Question

A silver sphere of radius $1cm$ and work function $4.7eV$ is suspended from an insulating thread in free-space. It is under continuous illumination of $200nm$ wavelength light. As photoelectrons are emitted, the sphere gets charged and acquires a potential. The maximum number of photoelectrons emitted from the sphere is $A\times {10}^z$(where$1<A<10$). The value of ${}^{″}{z}^{″}$ is:

Answer 1

Hint: When an electromagnetic radiation of particular wavelength and frequency falls on a metal surface, electrons are emitted having a particular value of kinetic energy. We will apply the equation of photoelectric effect to find the number of electrons emitted when light of given wavelength falls on the surface of a silver sphere.

Formulae used:
$V={\displaystyle \frac{kq}{R}}$
$U=eV$
$U={\displaystyle \frac{hc}{\lambda }}-\varphi$

Complete step by step answer:
The photoelectric effect is described as the emission of electrons when electromagnetic radiation such as light hits a metal surface material. Electrons emitted during this process are called Photoelectrons. We can say that in photoelectric effect, electrically charged particles, such as electrons, are released from or within a material when it absorbs electromagnetic radiation. This process is described as the ejection of electrons from a metal surface plate when light falls on it.
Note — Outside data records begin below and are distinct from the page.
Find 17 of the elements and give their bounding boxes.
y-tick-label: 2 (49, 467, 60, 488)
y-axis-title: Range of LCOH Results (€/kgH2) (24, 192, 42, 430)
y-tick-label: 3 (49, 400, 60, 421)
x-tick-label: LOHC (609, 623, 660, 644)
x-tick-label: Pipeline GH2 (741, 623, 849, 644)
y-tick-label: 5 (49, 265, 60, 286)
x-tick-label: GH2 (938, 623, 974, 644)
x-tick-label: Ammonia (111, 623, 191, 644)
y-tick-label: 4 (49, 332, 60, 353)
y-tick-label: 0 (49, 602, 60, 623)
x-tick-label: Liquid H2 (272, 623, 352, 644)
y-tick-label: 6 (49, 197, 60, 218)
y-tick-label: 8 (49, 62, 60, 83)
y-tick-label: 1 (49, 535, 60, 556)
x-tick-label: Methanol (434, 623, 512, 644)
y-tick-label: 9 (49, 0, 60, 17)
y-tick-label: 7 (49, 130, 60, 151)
Terms related to photoelectric effect:
Energy of the incident light,$E$
Work function of the metal, ${\varphi }_o$
Kinetic energy of photons, $K.E$
Equation of photoelectric effect:
$E={\varphi }_o+K.E$
$h\upsilon =h{\upsilon }_o+{\displaystyle \frac{1}{2}}m{v}^2$
Let $x$ be the maximum number of photoelectrons emitted.
The potential $V$ of the sphere can be calculated as,
$V={\displaystyle \frac{kq}{R}}$
Where,
$k$ is the Coulomb’s law constant
$q$ is the charge acquired by the particle
$R$ is the radius of the body
Putting values of $k,q$ and $R$, we get,
$V={\displaystyle \frac{9\times {10}^9\times x\times 1.6\times {10}^{-19}}{{10}^{-2}}}$
$V=x\times 14.4\times {10}^{-8}$
Energy of photons is given by,
$U=eV$
$U=x\times 14.4\times {10}^{-8}\times 1.6\times {10}^{-19}$
$U=x\times 23.04\times {10}^{-27}$
From conservation of energy, we have,
$U={\displaystyle \frac{hc}{\lambda }}-\varphi$
Where,
$U$ is the kinetic energy of emitted photons
${\displaystyle \frac{hc}{\lambda }}$ is the energy of the incident light
$\varphi$ is the work function of the metal surface
Putting all the values,
$$x\times 23.04\times {10}^{-27}={\displaystyle \frac{2\times {10}^{-25}}{200\times {10}^{-9}}}-4.7\times 1.6\times {10}^{-19}$$
$x={\displaystyle \frac{{10}^{-18}-7.52\times {10}^{-19}}{2}}$
$x=1.076\times {10}^7$
Number of photoelectrons emitted $=1.076\times {10}^7$
Comparing with the given expression,
$A\times {10}^z$$=1.076\times {10}^7$
Therefore,
$z=7$

Note: Light waves of any frequency cannot cause photoelectrons to be emitted. Light below a certain cut off frequency will cause the photoelectric effect. For light above the cut off voltage; the more intense the light, the higher kinetic energy the emitted photons would have. For a constant value of intensity of light, the number of photons emitted is inversely proportional to the frequency of incident light.